Una politica che “non sta passando inosservata agli operatori internazionali” sostiene il Pd che punta l’indice contro “l’occupazione degli istituti culturali che sta portando avanti il ministro Sangiuliano” e che gli fa temere che “che anche nel cinema vengano nominati gli amici degli amici e i compagni di partito”. Un’accusa che il partito della premier e del ministro della Cultura rimanda dritto contro l’opposizione.

La Riforma Sangiuliano è “una cesura con l’amichettismo e l’autoreferenzialità, che fanno il paio con sale vuote e tasche piene, ma solo di qualche organico al conformismo rosso. Comprendiamo le critiche della sinistra, che nel solco di un ‘taxi’ credit per i propri amici difende schemi e retaggi di potere che però non hanno fatto il bene del settore” ribatte Alessandro Amorese, capogruppo di FdI in commissione Cultura della Camera che palude a “questa ulteriore svolta, in linea con un’epoca nuova” inaugurata dal ministro.

Di certo la Riforma Sangiuliano preoccupa gli operatori. In un appello congiunto, 10 associazioni di rappresentanza degli autori, registi, produttori chiedono al ministro di garantire la “massima competenza e professionalità nelle commissioni” che selezioneranno le opere ammesse agli investimenti dopo il “sensibile aumento dei fondi selettivi a discapito di quelli automatici e del tax credit”.

Agici, Air 3, Anac, Unione produttori Anica, Asifa, Cartoon Italia, DocIt, Unita e Wgi- temono la discrezionalità delle scelte delle Commissioni che si troveranno “a decidere di una cifra quasi doppia rispetto agli anni precedenti, cifra nella quale rientra anche una voce inedita che monopolizza circa il 60% del totale delle risorse, voce relativa a Opere su personaggi e avvenimenti dell’identità” culturale italiana.

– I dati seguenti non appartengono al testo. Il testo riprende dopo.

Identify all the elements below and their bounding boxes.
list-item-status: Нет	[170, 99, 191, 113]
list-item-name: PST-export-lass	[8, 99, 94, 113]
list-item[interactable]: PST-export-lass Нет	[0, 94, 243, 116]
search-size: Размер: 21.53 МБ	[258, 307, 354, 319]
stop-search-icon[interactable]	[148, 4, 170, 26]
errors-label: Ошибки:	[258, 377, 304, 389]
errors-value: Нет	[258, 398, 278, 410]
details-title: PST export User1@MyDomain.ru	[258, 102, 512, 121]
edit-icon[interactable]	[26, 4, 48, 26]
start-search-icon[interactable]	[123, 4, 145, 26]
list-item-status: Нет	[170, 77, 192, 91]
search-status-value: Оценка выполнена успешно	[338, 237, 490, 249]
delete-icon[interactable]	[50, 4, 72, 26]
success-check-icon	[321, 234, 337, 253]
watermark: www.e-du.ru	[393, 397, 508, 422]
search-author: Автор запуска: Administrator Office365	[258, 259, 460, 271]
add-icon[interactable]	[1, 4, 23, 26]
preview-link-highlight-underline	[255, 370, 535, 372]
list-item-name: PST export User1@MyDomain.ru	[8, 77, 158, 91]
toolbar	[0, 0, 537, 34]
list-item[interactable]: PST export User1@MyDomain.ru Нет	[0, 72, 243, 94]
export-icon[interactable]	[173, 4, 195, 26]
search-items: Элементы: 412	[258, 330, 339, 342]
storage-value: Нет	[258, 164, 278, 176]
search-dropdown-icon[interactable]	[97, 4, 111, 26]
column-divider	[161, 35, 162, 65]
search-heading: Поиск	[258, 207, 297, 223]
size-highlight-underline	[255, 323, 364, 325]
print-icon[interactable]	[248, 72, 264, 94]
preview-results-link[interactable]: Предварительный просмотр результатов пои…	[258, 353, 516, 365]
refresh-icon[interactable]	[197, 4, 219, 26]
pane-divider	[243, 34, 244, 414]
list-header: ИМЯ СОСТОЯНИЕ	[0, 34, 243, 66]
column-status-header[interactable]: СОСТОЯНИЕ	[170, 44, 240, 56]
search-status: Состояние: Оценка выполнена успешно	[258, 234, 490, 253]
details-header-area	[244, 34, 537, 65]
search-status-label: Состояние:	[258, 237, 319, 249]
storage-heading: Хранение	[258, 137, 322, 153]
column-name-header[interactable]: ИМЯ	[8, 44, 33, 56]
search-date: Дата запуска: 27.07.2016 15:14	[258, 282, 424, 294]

Prova a correre ai ripari il Pd presentando in Commissione una risoluzione per potenziare i finanziamenti all’industria audiovisiva ed arginare gli effetti del decreto “sulla capacità del nostro sistema di attrarre i grandi investimenti internazionali”. Tra le misure proposte, il potenziamento dei finanziamenti e il tax credit per l’industria del cinema, la promozione di iniziative a sostegno del comparto da rilanciare, tra l’altro, con la riduzione del biglietto di accesso in sala ai giovani tra i 14 e i 18 anni.